Fourier Transform of $\displaystyle \frac{x}{x+ic}$ $$\int_{-\infty} ^\infty \frac{x}{x+ic}e^{ikx}dx$$ where $c$ is some positive real constant. 
I've tried substituton $u=x+ic$ giving:
$$\int_{-\infty}^\infty \frac{u-ic}{u}e^{ik(u-ic)}du \\
= \int_{-\infty} ^\infty \frac{u-ic}{u}e^{iku}e^{kc}du \\
= e^{kc}\left(\int_{-\infty} ^\infty e^{iku}du-ic\int_{-\infty} ^\infty\frac{e^{iku}}{u}du\right) \\
= e^{kc}\left(\left.\frac{e^{iku}}{ik}\right|_{-\infty} ^\infty -ic\int_{-\infty} ^\infty\frac{e^{iku}}{u}du\right) $$
I don't know how to evaluate the second integral, and I'm not sure if there's just an easier way to do the whole calculation that I'm missing.
 A: Using $\frac{x}{x+ic} = 1 - \frac{ic}{x+ic}$, we have
\begin{align}
I(k,c)
&= \int_{-\infty}^{+\infty}dx\, \frac{x}{x+ic} e^{i k x}\\
&= \int_{-\infty}^{+\infty}dx\,e^{i k x} \;-\; ic \int_{-\infty}^{+\infty}dx\,\frac{e^{i k x}}{x+ic}\\
&=2\pi\,\delta(k)\;-\; ic \int_{-\infty}^{+\infty}dx\,\frac{e^{i k x}}{x+ic}\, ,\qquad\qquad\qquad (1)
\end{align}
where we have used the integral representation of the Dirac delta function,
$$
\delta(k) = \frac{1}{2\pi}\int_{-\infty}^{+\infty}dx\,e^{i k x}\, .
$$
The latter integral in equation (1) above can be evaluated by contour integration using a semicircular contour.

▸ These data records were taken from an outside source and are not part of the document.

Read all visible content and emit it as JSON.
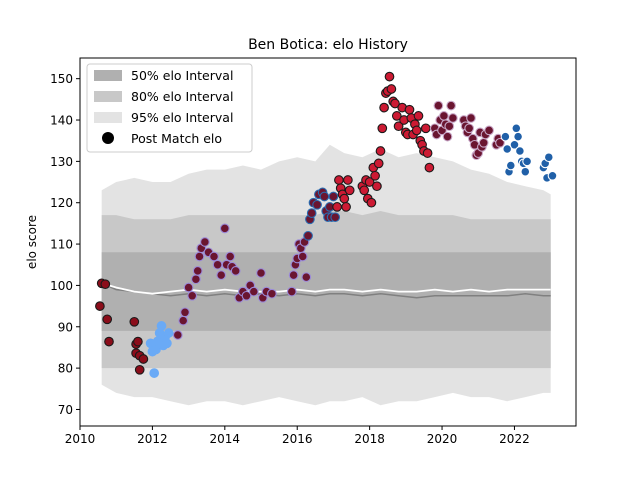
{
  "chart_data": {
    "type": "scatter",
    "title": "Ben Botica: elo History",
    "xlabel": "",
    "ylabel": "elo score",
    "xlim": [
      2010,
      2023.7
    ],
    "ylim": [
      66,
      155
    ],
    "xticks": [
      2010,
      2012,
      2014,
      2016,
      2018,
      2020,
      2022
    ],
    "yticks": [
      70,
      80,
      90,
      100,
      110,
      120,
      130,
      140,
      150
    ],
    "grid": false,
    "legend_position": "top-left",
    "legend": [
      {
        "label": "50% elo Interval",
        "kind": "band",
        "color": "#b0b0b0"
      },
      {
        "label": "80% elo Interval",
        "kind": "band",
        "color": "#c8c8c8"
      },
      {
        "label": "95% elo Interval",
        "kind": "band",
        "color": "#e3e3e3"
      },
      {
        "label": "Post Match elo",
        "kind": "marker",
        "color": "#000000"
      }
    ],
    "band_x": [
      2010.6,
      2011.0,
      2011.5,
      2012.0,
      2012.5,
      2013.0,
      2013.5,
      2014.0,
      2014.5,
      2015.0,
      2015.5,
      2016.0,
      2016.5,
      2016.9,
      2017.3,
      2017.8,
      2018.3,
      2018.8,
      2019.3,
      2019.8,
      2020.3,
      2020.8,
      2021.3,
      2021.8,
      2022.3,
      2022.8,
      2023.0
    ],
    "band_95_upper": [
      123,
      125,
      126,
      125,
      125,
      127,
      128,
      128,
      129,
      128,
      130,
      131,
      130,
      134,
      132,
      131,
      133,
      131,
      132,
      131,
      130,
      128,
      127,
      125,
      124,
      123,
      122
    ],
    "band_95_lower": [
      76,
      74,
      73,
      73,
      72,
      71,
      72,
      72,
      71,
      72,
      73,
      72,
      71,
      72,
      72,
      73,
      71,
      72,
      72,
      73,
      74,
      73,
      73,
      72,
      73,
      74,
      74
    ],
    "band_80_upper": [
      117,
      117,
      116,
      116,
      116,
      117,
      117,
      117,
      117,
      117,
      117,
      117,
      117,
      118,
      118,
      117,
      118,
      117,
      117,
      117,
      117,
      116,
      116,
      116,
      116,
      116,
      116
    ],
    "band_80_lower": [
      80,
      80,
      80,
      80,
      80,
      80,
      80,
      80,
      80,
      80,
      80,
      80,
      80,
      80,
      80,
      80,
      80,
      80,
      80,
      80,
      80,
      80,
      80,
      80,
      80,
      80,
      80
    ],
    "band_50_upper": [
      108,
      108,
      108,
      108,
      108,
      108,
      108,
      108,
      108,
      108,
      108,
      108,
      108,
      108,
      108,
      108,
      108,
      108,
      108,
      108,
      108,
      108,
      108,
      108,
      108,
      108,
      108
    ],
    "band_50_lower": [
      89,
      89,
      89,
      89,
      89,
      89,
      89,
      89,
      89,
      89,
      89,
      89,
      89,
      89,
      89,
      89,
      89,
      89,
      89,
      89,
      89,
      89,
      89,
      89,
      89,
      89,
      89
    ],
    "median_line": [
      100.5,
      99,
      98.5,
      98,
      97.5,
      98,
      97.5,
      98,
      97.5,
      98,
      97.5,
      98,
      97.5,
      98,
      98,
      97.5,
      98,
      97.5,
      97,
      97.5,
      97.5,
      97.5,
      97.5,
      97.5,
      98,
      97.5,
      97.5
    ],
    "mean_line": [
      100.5,
      99.5,
      98.5,
      98,
      98.5,
      99,
      98.5,
      99,
      98.5,
      98.5,
      98.5,
      99,
      98.5,
      99,
      99,
      98.5,
      99,
      98.5,
      98.5,
      99,
      98.5,
      99,
      98.5,
      99,
      99,
      99,
      99
    ],
    "series": [
      {
        "color": "#1a1a1a",
        "face": "#8b0d1a",
        "points": [
          [
            2010.55,
            95
          ],
          [
            2010.6,
            100.5
          ],
          [
            2010.7,
            100.3
          ],
          [
            2010.75,
            91.8
          ],
          [
            2010.8,
            86.4
          ],
          [
            2011.5,
            91.2
          ],
          [
            2011.55,
            85.8
          ],
          [
            2011.55,
            83.6
          ],
          [
            2011.6,
            86.4
          ],
          [
            2011.65,
            83
          ],
          [
            2011.65,
            79.6
          ],
          [
            2011.75,
            82.2
          ]
        ]
      },
      {
        "color": "#6aaaf6",
        "face": "#6aaaf6",
        "points": [
          [
            2011.95,
            86
          ],
          [
            2012.0,
            84
          ],
          [
            2012.05,
            78.8
          ],
          [
            2012.1,
            84.5
          ],
          [
            2012.15,
            86.5
          ],
          [
            2012.2,
            88.5
          ],
          [
            2012.25,
            90.2
          ],
          [
            2012.3,
            85.5
          ],
          [
            2012.35,
            87.5
          ],
          [
            2012.4,
            86
          ],
          [
            2012.45,
            88.5
          ]
        ]
      },
      {
        "color": "#9b8ad8",
        "face": "#6a1530",
        "points": [
          [
            2012.7,
            88
          ],
          [
            2012.85,
            91.5
          ],
          [
            2012.9,
            93.5
          ],
          [
            2013.0,
            99.5
          ],
          [
            2013.1,
            97.5
          ],
          [
            2013.2,
            101.5
          ],
          [
            2013.25,
            103.5
          ],
          [
            2013.3,
            107
          ],
          [
            2013.35,
            109
          ],
          [
            2013.45,
            110.5
          ],
          [
            2013.55,
            108
          ],
          [
            2013.7,
            107
          ],
          [
            2013.8,
            105
          ],
          [
            2013.9,
            102.5
          ],
          [
            2014.0,
            113.8
          ],
          [
            2014.05,
            105
          ],
          [
            2014.15,
            107
          ],
          [
            2014.2,
            104.5
          ],
          [
            2014.3,
            103.5
          ],
          [
            2014.4,
            97
          ],
          [
            2014.5,
            98.5
          ],
          [
            2014.6,
            97.5
          ],
          [
            2014.7,
            100
          ],
          [
            2014.8,
            98.5
          ],
          [
            2015.0,
            103
          ],
          [
            2015.05,
            97
          ],
          [
            2015.15,
            98.5
          ],
          [
            2015.3,
            98
          ],
          [
            2015.85,
            98.5
          ],
          [
            2015.9,
            102.5
          ],
          [
            2015.95,
            105
          ],
          [
            2016.0,
            106.5
          ],
          [
            2016.05,
            110
          ],
          [
            2016.1,
            109
          ],
          [
            2016.15,
            107
          ],
          [
            2016.2,
            110.5
          ],
          [
            2016.25,
            102
          ]
        ]
      },
      {
        "color": "#2a6bb0",
        "face": "#6a1530",
        "points": [
          [
            2016.3,
            112
          ],
          [
            2016.35,
            116
          ],
          [
            2016.4,
            117.5
          ],
          [
            2016.45,
            120
          ],
          [
            2016.55,
            119.5
          ],
          [
            2016.6,
            122
          ],
          [
            2016.7,
            122.5
          ],
          [
            2016.75,
            121.5
          ],
          [
            2016.8,
            118
          ],
          [
            2016.85,
            116.5
          ],
          [
            2016.9,
            119
          ],
          [
            2016.95,
            116.5
          ],
          [
            2017.0,
            121.5
          ],
          [
            2017.05,
            116.5
          ]
        ]
      },
      {
        "color": "#1a1a1a",
        "face": "#cc1a33",
        "points": [
          [
            2017.1,
            119
          ],
          [
            2017.15,
            125.5
          ],
          [
            2017.2,
            123.5
          ],
          [
            2017.25,
            122
          ],
          [
            2017.3,
            121
          ],
          [
            2017.35,
            119
          ],
          [
            2017.4,
            125.5
          ],
          [
            2017.45,
            123
          ],
          [
            2017.8,
            124
          ],
          [
            2017.85,
            123
          ],
          [
            2017.9,
            125.5
          ],
          [
            2017.95,
            121
          ],
          [
            2018.0,
            125
          ],
          [
            2018.05,
            120
          ],
          [
            2018.1,
            128.5
          ],
          [
            2018.15,
            126.5
          ],
          [
            2018.2,
            124
          ],
          [
            2018.25,
            129.5
          ],
          [
            2018.3,
            132.5
          ],
          [
            2018.35,
            138
          ],
          [
            2018.4,
            143
          ],
          [
            2018.45,
            146.5
          ],
          [
            2018.5,
            147
          ],
          [
            2018.55,
            150.5
          ],
          [
            2018.6,
            147.5
          ],
          [
            2018.65,
            144.5
          ],
          [
            2018.7,
            144
          ],
          [
            2018.75,
            141
          ],
          [
            2018.8,
            138.5
          ],
          [
            2018.9,
            143
          ],
          [
            2018.95,
            140
          ],
          [
            2019.0,
            137
          ],
          [
            2019.05,
            136.5
          ],
          [
            2019.1,
            142.5
          ],
          [
            2019.15,
            140.5
          ],
          [
            2019.2,
            136.5
          ],
          [
            2019.25,
            139
          ],
          [
            2019.3,
            137.5
          ],
          [
            2019.35,
            141
          ],
          [
            2019.4,
            135
          ],
          [
            2019.45,
            134
          ],
          [
            2019.5,
            132.5
          ],
          [
            2019.55,
            138
          ],
          [
            2019.6,
            132
          ],
          [
            2019.65,
            128.5
          ]
        ]
      },
      {
        "color": "#c8a8c8",
        "face": "#6a1530",
        "points": [
          [
            2019.8,
            138
          ],
          [
            2019.85,
            136.5
          ],
          [
            2019.9,
            143.5
          ],
          [
            2019.95,
            140
          ],
          [
            2020.0,
            137.5
          ],
          [
            2020.05,
            141
          ],
          [
            2020.1,
            139
          ],
          [
            2020.15,
            136
          ],
          [
            2020.2,
            138.5
          ],
          [
            2020.25,
            143.5
          ],
          [
            2020.3,
            140.5
          ],
          [
            2020.6,
            140
          ],
          [
            2020.65,
            138.5
          ],
          [
            2020.7,
            137
          ],
          [
            2020.75,
            138
          ],
          [
            2020.8,
            140.5
          ],
          [
            2020.85,
            135.5
          ],
          [
            2020.9,
            134
          ],
          [
            2020.95,
            131.5
          ],
          [
            2021.0,
            132
          ],
          [
            2021.05,
            137
          ],
          [
            2021.1,
            133.5
          ],
          [
            2021.15,
            134.5
          ],
          [
            2021.2,
            136.5
          ],
          [
            2021.3,
            137.5
          ],
          [
            2021.5,
            134
          ],
          [
            2021.55,
            135.5
          ],
          [
            2021.6,
            134.5
          ]
        ]
      },
      {
        "color": "#ffffff",
        "face": "#2060a8",
        "points": [
          [
            2021.75,
            136
          ],
          [
            2021.8,
            133
          ],
          [
            2021.85,
            127.5
          ],
          [
            2021.9,
            129
          ],
          [
            2022.0,
            134
          ],
          [
            2022.05,
            138
          ],
          [
            2022.1,
            136
          ],
          [
            2022.15,
            132.5
          ],
          [
            2022.2,
            130
          ],
          [
            2022.25,
            129.5
          ],
          [
            2022.3,
            127.5
          ],
          [
            2022.35,
            130
          ],
          [
            2022.8,
            128.5
          ],
          [
            2022.85,
            129.5
          ],
          [
            2022.9,
            126
          ],
          [
            2022.95,
            131
          ],
          [
            2023.05,
            126.5
          ]
        ]
      }
    ]
  }
}
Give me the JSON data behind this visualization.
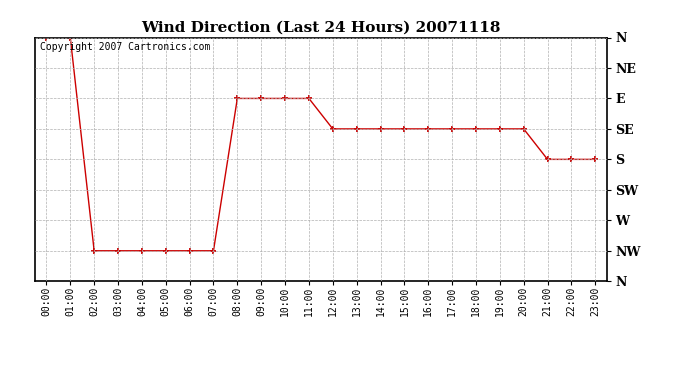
{
  "title": "Wind Direction (Last 24 Hours) 20071118",
  "copyright_text": "Copyright 2007 Cartronics.com",
  "background_color": "#ffffff",
  "line_color": "#cc0000",
  "marker_color": "#cc0000",
  "grid_color": "#b0b0b0",
  "ytick_labels": [
    "N",
    "NE",
    "E",
    "SE",
    "S",
    "SW",
    "W",
    "NW",
    "N"
  ],
  "ytick_values": [
    0,
    45,
    90,
    135,
    180,
    225,
    270,
    315,
    360
  ],
  "hours": [
    0,
    1,
    2,
    3,
    4,
    5,
    6,
    7,
    8,
    9,
    10,
    11,
    12,
    13,
    14,
    15,
    16,
    17,
    18,
    19,
    20,
    21,
    22,
    23
  ],
  "wind_directions": [
    0,
    0,
    315,
    315,
    315,
    315,
    315,
    315,
    90,
    90,
    90,
    90,
    135,
    135,
    135,
    135,
    135,
    135,
    135,
    135,
    135,
    180,
    180,
    180
  ],
  "xlabel_times": [
    "00:00",
    "01:00",
    "02:00",
    "03:00",
    "04:00",
    "05:00",
    "06:00",
    "07:00",
    "08:00",
    "09:00",
    "10:00",
    "11:00",
    "12:00",
    "13:00",
    "14:00",
    "15:00",
    "16:00",
    "17:00",
    "18:00",
    "19:00",
    "20:00",
    "21:00",
    "22:00",
    "23:00"
  ],
  "figsize": [
    6.9,
    3.75
  ],
  "dpi": 100
}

Since $c>0$, the pole at $-ic$ is in the lower half-plane. When $k>0$ we must close the contour in the upper-half-plane, so that the $e^{ikx}$ term will decay properly. Since there are no poles in the upper-half-plane, this yields $0$.
When $k<0$, we close the contour in the lower-half-plane, enclosing the pole. Thus:
$$
-\; ic \int_{-\infty}^{+\infty}dx\,\frac{e^{i k x}}{x+ic}
\;=\;
-ic \cdot (-2\pi i) \cdot e^{i k (-ic)}
\;=\;
-2\pi\, c\, e^{-c |k|} \qquad (k < 0)
$$
When $k = 0$, the integral in Eqn. (1) becomes
\begin{align}
-ic \int_{-\infty}^{+\infty}dx\,\frac{1}{x+ic}
&= -ic \int_{-\infty}^{+\infty}dx\,\frac{x-ic}{x^2+c^2}\\
&= -ic \int_{-\infty}^{+\infty}dx\,\frac{x}{x^2+c^2} \;-\; c^2 \int_{-\infty}^{+\infty}dx\,\frac{1}{x^2+c^2}\\
&= -ic \times 0 \;-\; \pi c\, ,
\end{align}
where the first integral becomes zero by symmetry.
Putting all of this together, we have
\begin{equation}
I(k,c)
\;=\;
2\pi\,\delta(k)\;-\;\pi\, c\, e^{-c |k|}\times
\begin{cases}
0 & k >0\\
1 & k = 0\\
2 & k < 0
\end{cases}\, .
\end{equation}